Disciplina “Indígenas e Indigenismo...” 2021/1


Discente: Paula Stolerman Araujo
Resenha: Indígenas na metrópole: lutas multiétnicas e identidade coletiva na
cidade de Manaus (AM) de José Carlos Matos Pereira PPGAS/MN/UFRJ

O texto de aborda a presença indígena no contexto urbano, fazendo um


estudo de caso sobre a presença indígena em Manaus, indicando quais os
processos por que passaram e passam diversas etnias para se afirmarem e
manterem suas práticas culturais e simultaneamente conseguirem garantir a
sobrevivência num ambiente que impõe uma realidade diferenciada da que é
vivenciada em aldeias distanciadas dos centros urbanos,
O autor inicialmente expõe a invisibilização pela qual passou a presença
indígena após séculos de eventos que visaram integrar a força de trabalho do
indígenas, por meio de políticas tutelares de Estado que dissolviam a
autodeterminação dos povos, racializando-os inicialmente enquanto “caboclos” e
depois como “pardos”.
Aparece o indicador de aumento do número de indígenas, e inclusive sua
presença nas cidades é revelada por pesquisas demográficas do censo IBGE, o que
é questionado por setores da sociedade, assim como o senso comum, avaliando
que não se tratam de “índios” verdadeiros, seja lá o que isso seja. O que ocorreu é
que o marcador de uma identidade indígena nunca fora computado para fins
populacionais, já evidenciando a atitude estatal, trabalhando ativamente para a
neutralização deste segmento da população nacional.
Para expor esse trajeto político pelo qual passou a questão indígena, o autor
indica três elementos que compuseram o “processo civilizador”, tal qual descrito e
analisado por Norbet Elias nos dois volumes de sua obra. Para auxiliar sua
argumentação, traz o entendimento da formação na “nação” como uma destes
elementos que auxiliam a entender o processo de apagamento da presença
indígena.

Anderson (2008) analisa que a ideia de Nação como “comunidades


imaginadas” toma como referência três elementos constitutivos: a) a
relação de camaradagem e pertencimento entre os indivíduos que
geram um pacto de não agressão mútua; b) que esse lugar da vida
em comum tem fronteiras definidas e todos cabem em seu interior e;
por fim, c) que é uma comunidade soberana onde o anseio de
liberdade é simbolizado pela presença do Estado. Dentre as
explicações apresentadas por ele, está o papel que cumpre o Censo,
o Museu e o Mapa na homogeneização de um passado comum, de
uma ordem de poder preestabelecida e de um sentimento de
pertença. Foram instituições de poder criadas pelo Estado colonial
como instrumentos de aperfeiçoamento dos mecanismos de
dominação das colônias sob controle europeu. (PEREIRA, p. 5, ?)

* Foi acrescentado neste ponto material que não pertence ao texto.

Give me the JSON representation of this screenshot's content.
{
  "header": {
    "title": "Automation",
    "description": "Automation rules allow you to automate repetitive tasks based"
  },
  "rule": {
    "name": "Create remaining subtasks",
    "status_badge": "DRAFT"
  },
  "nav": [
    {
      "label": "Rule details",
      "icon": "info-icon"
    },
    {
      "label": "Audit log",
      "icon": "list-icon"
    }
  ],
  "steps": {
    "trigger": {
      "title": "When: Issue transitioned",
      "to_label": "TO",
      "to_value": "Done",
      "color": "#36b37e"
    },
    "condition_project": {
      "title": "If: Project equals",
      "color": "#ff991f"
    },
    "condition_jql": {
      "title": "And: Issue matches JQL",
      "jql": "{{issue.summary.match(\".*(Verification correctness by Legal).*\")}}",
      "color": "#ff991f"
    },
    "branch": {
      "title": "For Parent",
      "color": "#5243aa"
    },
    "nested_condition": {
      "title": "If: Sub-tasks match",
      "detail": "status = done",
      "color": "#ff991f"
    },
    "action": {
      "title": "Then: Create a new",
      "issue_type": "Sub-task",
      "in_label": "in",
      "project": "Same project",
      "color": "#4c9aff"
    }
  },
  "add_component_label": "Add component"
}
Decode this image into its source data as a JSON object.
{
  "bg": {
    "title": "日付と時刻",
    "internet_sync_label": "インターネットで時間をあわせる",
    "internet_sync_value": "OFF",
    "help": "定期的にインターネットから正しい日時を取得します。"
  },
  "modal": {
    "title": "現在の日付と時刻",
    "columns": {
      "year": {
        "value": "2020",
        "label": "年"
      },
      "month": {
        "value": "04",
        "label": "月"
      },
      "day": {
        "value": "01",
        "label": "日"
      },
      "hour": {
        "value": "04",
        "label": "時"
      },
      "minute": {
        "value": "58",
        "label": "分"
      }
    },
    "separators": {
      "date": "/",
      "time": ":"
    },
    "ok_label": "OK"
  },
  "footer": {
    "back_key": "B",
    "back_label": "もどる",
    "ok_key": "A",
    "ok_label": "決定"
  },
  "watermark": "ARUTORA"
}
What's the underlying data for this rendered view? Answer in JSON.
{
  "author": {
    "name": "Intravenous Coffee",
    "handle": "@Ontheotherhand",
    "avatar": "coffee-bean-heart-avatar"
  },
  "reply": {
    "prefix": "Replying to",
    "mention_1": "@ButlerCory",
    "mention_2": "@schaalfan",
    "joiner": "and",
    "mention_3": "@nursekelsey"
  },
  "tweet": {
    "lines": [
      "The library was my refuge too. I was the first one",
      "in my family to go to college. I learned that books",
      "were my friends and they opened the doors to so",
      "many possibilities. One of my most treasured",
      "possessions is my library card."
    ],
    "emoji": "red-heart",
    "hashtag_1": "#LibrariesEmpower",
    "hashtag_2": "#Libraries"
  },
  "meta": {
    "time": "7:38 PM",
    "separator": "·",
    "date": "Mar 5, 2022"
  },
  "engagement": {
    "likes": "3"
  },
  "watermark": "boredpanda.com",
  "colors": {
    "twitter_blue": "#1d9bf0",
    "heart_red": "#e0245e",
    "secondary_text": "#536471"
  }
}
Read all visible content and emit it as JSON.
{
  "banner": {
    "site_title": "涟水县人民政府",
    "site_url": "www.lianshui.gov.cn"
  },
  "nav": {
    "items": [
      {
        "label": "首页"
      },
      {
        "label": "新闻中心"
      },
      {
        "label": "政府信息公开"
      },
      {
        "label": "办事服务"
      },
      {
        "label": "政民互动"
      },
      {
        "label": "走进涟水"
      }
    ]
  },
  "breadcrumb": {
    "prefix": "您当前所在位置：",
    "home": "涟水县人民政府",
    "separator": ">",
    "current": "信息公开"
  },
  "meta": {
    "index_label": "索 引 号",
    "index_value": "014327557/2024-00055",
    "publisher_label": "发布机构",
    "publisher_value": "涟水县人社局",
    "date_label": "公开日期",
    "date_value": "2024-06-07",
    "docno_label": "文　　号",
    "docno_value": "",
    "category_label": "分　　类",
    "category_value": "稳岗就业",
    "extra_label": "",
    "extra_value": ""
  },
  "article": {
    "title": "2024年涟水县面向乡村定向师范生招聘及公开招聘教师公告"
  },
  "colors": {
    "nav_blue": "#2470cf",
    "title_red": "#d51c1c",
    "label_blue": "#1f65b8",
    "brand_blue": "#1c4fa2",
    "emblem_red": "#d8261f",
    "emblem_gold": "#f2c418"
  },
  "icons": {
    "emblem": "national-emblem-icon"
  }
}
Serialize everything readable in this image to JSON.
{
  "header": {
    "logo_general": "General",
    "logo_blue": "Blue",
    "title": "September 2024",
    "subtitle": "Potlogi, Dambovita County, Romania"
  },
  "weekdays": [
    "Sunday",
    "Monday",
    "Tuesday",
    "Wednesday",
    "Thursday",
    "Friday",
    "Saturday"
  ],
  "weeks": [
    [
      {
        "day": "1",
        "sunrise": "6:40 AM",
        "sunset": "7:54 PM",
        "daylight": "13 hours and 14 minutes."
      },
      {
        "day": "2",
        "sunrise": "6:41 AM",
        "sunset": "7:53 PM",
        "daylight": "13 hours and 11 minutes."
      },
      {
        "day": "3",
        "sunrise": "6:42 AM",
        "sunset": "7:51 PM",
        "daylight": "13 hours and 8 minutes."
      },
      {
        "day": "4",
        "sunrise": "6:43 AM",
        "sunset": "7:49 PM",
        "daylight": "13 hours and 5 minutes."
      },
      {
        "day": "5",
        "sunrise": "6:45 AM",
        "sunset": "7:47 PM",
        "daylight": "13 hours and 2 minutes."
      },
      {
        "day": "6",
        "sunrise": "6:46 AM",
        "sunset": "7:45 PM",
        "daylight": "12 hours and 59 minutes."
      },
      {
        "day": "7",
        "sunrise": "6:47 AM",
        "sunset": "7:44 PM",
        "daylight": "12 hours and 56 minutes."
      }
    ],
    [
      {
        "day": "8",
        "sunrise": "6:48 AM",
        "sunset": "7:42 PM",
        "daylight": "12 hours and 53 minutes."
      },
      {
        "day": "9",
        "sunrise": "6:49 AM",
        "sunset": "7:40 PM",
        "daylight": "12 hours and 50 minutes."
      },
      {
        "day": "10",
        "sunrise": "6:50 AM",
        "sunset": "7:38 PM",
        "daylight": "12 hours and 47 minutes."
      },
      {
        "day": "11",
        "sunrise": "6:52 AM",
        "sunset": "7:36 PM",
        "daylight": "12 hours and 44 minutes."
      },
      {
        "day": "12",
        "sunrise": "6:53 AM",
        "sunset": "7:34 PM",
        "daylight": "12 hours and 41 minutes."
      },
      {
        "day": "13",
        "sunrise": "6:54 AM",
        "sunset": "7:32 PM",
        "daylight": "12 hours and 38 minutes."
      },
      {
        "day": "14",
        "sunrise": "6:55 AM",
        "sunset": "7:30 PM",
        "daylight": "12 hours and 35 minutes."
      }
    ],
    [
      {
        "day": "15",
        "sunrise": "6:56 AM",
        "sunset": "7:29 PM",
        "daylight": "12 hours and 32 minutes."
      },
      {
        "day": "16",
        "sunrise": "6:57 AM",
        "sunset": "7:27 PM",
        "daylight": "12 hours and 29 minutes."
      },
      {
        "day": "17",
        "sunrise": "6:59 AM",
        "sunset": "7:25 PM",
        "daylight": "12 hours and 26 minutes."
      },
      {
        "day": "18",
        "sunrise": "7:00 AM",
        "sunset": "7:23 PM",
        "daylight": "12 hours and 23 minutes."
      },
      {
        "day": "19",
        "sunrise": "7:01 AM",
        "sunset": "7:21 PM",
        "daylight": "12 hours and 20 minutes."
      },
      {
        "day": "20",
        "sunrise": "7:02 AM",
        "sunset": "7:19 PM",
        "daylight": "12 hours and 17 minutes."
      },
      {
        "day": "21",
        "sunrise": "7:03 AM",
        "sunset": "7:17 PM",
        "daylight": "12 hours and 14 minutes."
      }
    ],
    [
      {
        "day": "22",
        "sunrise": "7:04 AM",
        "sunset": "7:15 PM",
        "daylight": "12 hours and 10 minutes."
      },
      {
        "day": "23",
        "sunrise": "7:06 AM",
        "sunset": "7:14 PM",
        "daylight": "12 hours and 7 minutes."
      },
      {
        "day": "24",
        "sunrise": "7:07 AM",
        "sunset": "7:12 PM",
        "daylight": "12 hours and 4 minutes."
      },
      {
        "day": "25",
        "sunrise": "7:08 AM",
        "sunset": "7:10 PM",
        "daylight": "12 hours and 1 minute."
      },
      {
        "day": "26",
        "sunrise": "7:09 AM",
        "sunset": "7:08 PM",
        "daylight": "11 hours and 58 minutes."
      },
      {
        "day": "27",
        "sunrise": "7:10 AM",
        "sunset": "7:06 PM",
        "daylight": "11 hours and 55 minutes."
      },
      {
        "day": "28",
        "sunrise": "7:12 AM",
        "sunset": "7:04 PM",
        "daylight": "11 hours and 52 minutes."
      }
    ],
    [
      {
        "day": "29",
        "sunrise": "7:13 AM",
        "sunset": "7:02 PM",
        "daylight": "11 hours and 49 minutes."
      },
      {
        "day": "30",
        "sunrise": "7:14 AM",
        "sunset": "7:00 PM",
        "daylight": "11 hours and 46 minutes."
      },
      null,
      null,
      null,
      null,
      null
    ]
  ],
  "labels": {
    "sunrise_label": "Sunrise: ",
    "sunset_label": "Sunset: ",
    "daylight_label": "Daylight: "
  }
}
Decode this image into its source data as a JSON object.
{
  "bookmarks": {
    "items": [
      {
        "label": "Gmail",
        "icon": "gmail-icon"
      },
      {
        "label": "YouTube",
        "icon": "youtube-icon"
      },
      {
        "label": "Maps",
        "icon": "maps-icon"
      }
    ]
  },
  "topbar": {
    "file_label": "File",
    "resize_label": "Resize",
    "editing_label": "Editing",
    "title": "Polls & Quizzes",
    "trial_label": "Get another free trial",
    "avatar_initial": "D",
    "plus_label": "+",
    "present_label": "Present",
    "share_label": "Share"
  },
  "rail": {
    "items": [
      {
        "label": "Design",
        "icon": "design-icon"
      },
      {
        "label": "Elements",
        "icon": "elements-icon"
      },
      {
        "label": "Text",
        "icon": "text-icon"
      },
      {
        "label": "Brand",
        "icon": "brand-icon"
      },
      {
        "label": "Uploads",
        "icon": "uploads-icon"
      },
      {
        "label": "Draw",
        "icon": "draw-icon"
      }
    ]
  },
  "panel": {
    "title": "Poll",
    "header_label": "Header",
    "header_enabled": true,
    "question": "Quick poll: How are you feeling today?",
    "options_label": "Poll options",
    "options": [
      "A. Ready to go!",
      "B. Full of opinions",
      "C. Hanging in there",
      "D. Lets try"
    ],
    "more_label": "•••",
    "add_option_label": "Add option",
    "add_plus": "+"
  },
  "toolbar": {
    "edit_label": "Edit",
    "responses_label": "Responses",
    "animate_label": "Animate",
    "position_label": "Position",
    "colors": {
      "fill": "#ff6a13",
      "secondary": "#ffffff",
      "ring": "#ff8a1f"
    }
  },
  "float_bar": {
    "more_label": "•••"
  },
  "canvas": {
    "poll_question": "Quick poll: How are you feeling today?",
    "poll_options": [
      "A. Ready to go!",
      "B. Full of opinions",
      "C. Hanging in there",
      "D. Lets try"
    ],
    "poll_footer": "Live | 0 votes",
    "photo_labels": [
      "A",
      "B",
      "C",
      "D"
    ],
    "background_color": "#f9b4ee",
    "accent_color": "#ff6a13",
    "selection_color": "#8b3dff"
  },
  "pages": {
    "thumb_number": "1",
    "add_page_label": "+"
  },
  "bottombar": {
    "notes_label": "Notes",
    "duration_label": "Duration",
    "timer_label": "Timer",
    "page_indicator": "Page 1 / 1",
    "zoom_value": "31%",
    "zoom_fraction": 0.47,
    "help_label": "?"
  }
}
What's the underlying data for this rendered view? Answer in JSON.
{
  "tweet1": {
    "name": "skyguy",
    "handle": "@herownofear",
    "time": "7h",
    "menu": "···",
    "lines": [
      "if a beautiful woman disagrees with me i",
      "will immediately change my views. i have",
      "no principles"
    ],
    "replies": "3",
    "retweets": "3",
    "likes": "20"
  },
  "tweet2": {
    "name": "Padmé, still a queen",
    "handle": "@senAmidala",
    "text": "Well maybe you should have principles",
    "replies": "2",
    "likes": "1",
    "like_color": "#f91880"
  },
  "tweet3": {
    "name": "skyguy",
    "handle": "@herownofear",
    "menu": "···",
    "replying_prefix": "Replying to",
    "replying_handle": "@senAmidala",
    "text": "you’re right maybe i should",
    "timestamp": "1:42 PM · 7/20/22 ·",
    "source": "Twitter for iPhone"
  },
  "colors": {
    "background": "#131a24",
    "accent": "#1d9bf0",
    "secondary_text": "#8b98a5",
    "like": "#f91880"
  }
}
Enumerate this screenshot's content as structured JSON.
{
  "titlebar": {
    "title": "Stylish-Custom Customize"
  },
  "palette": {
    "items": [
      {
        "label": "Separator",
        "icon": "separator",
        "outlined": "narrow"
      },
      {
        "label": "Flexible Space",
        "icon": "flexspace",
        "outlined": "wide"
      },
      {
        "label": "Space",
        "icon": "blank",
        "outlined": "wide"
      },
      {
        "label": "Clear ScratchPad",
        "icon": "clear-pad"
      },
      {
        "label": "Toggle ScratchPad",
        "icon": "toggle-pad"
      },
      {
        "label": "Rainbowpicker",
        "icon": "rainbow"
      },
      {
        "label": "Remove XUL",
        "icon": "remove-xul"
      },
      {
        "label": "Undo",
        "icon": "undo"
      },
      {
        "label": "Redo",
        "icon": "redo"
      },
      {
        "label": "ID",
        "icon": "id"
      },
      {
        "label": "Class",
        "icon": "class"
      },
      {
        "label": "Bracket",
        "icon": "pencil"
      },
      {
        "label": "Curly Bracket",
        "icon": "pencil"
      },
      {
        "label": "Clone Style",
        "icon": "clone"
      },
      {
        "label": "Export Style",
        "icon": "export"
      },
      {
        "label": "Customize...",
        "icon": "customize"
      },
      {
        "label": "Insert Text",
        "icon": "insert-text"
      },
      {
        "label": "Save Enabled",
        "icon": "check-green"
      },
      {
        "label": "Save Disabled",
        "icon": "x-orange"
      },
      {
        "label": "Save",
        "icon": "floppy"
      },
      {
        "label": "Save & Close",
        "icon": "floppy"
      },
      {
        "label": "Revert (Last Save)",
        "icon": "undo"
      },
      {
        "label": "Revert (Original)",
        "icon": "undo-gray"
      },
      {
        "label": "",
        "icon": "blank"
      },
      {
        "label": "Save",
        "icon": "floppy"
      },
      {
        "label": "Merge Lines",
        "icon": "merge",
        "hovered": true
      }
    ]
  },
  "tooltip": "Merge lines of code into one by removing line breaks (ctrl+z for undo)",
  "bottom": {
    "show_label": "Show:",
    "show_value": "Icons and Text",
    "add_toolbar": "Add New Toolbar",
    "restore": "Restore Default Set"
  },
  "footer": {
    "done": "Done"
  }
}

A nação pressupunha uma neutralização de conflitos e desta maneira não faz


sentido pensar em uma composição de grupos pluriétnicos compartilhando uma
faixa territorial soberana, o que condiz perfeitamente com a preponderância do
discurso militarizado em que o “brasileiro” sobrepõe-se a categoria indígena,
quilombola ou outra categoria identitária que reivindique reconhecimento de sua
especificidade.
O processo de construção desse imaginário nacional, livre do indígena foi
edificado com o auxílio dos produtos cartográficos, que identificavam os territórios
como propriedade do Estado, tornando os povos que ali viviam irrelevantes nessa
reivindicação de soberania e propriedade assim como as coleções que foram
gradativamente compondo museus indicavam o indígena como um elemento do
passado nacional, algo que foi transposto pela colonização e gradativa integração
dessas populações ao “povo brasileiro” nos moldes imaginados pelo Estado.

Estes três mecanismos de poder [censo, mapa e museu] tornaram


possível “conhecer para dominar” e criar um álbum histórico onde o
colonizador europeu poderia reconhecer seus antepassados e
atualizar como história o seu poderio do presente, bem como tornar
possível a circulação em massa dessa nova forma de “representar” o
mundo por meio dos impressos e da tecnologia capitalista, que
fizeram a Nação, como representação, ganhar o imaginário social.
Essas estratégias coloniais se reproduziram até os dias atuais, como
processo de ocultamento dos indígenas da vida nacional. (PEREIRA,
p. 7, ?)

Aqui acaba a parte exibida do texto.